First Red Currants


Red currants hold a special place in my heart as the perfect companion to peaches and nectarines and a dash of whipping cream in my mother’s summer fruit salads — preferably enjoyed in the cool shade of the garden, on a table with a cherry-patterned tablecloth secured by pretty star-shaped weight clips, should a little breeze pick up.

I also like that they are not your ordinary easy-to-like, easy-to-please berry. No. La groseille is startlingly red and pretty, but it is also super tart and a bit of a pain to prep, as you will need to carefully pluck each berry from its pale green stem. Some are advocates of the fork tine combing method, but this tends to crush a sizeable proportion of the yield so I prefer to gently pull at the clusters with the tips of my fingers, feeling each little bubble loosen its grip and detach itself, one after the other. But of course in the grand scheme of things, it is much less of a chore than, say, butchering a pig, and it is also considered good manners from whoever will eat the berries with you to help with the plucking.

Even at the time of the eating, the red currant won’t let itself be loved that easily: to enjoy the delicate texture that ruptures and explodes in your mouth (salmon roe made berry), to delight in the fresh burst of tart juice, you have to make do with the grainy seeds and their slightly puckery effect.

At the market in Gérardmer we sometimes buy the white variety — groseilles blanches — which are sweeter and less tart than the red, although for some reason I always expect the reverse to be true. On good years, when the weather has been favorable and red currants are aplenty, my mother will also make a delicious gelée de groseille. Jellies and preserves are in fact the most common use for this berry, and they are a specialty from Bar-le-Duc in the East of France, where they still use the 14th-century traditional method and seed the berries manually with a goose quill. The resulting translucent jelly is sold in teeny tiny jars for the price of gold, but the lady épépineuses have to pay their rent, too.

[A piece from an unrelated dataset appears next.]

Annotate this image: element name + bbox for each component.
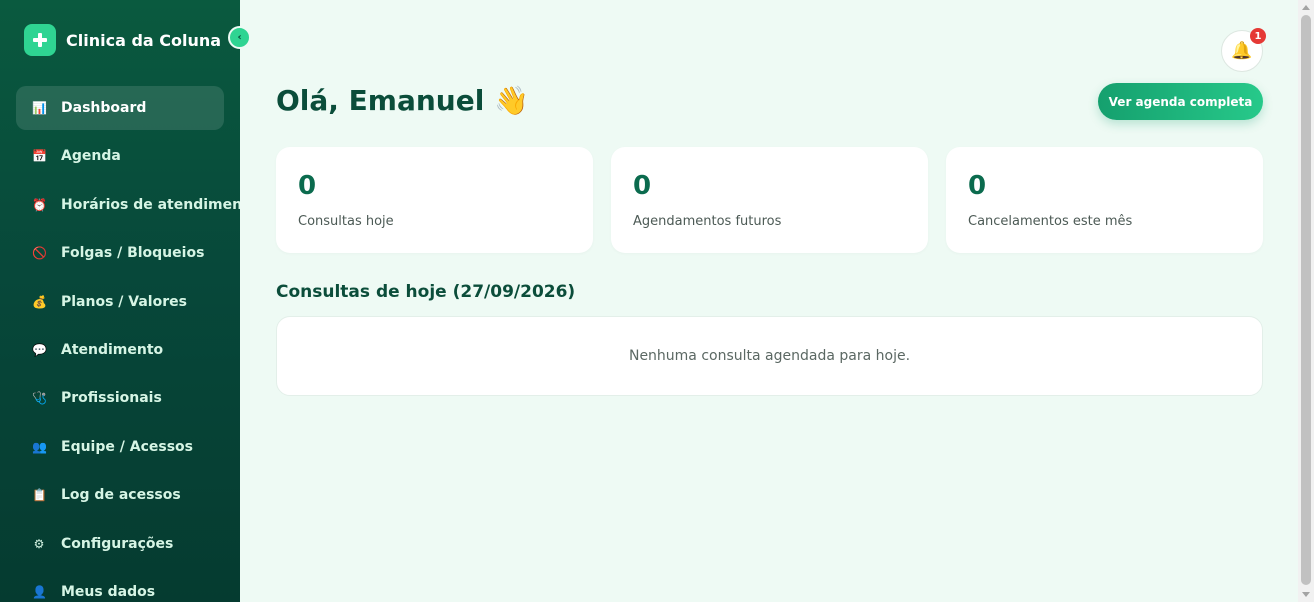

Since in my mind red currants are indissociably tied to summer vacations in the mountain, I hardly ever buy them in Paris. I did make an exception on Saturday morning at the market though: I was walking by the stall of a chicken and guinea fowl farmer from the South-West (trying to resist the intoxicating smell coming from his rotisserie), when I noticed that the guy also displayed a small crate of glowing groseilles. It is usually a very good sign when a specialized vendor also offers a small quantity of something entirely unrelated. I like the idea that the guy has a few berry bushes growing somewhere on his farm, just a little more than he and his family can use, and he thinks it might as well bring in a bit of extra cash. More often than not, these products will have the taste and quality of those things that grow spontaneously and without pressure. Or maybe I’m just a hopelessly romantic, fruit-patch deprived city girl.

And so I bought a little paper bag of groseilles — 250g for 3€. Since it is still somewhat early for nectarines and peaches, we just ate them on their own with a bit of maple syrup: this was Maxence’s idea and it turned out to be a surprisingly successful pairing.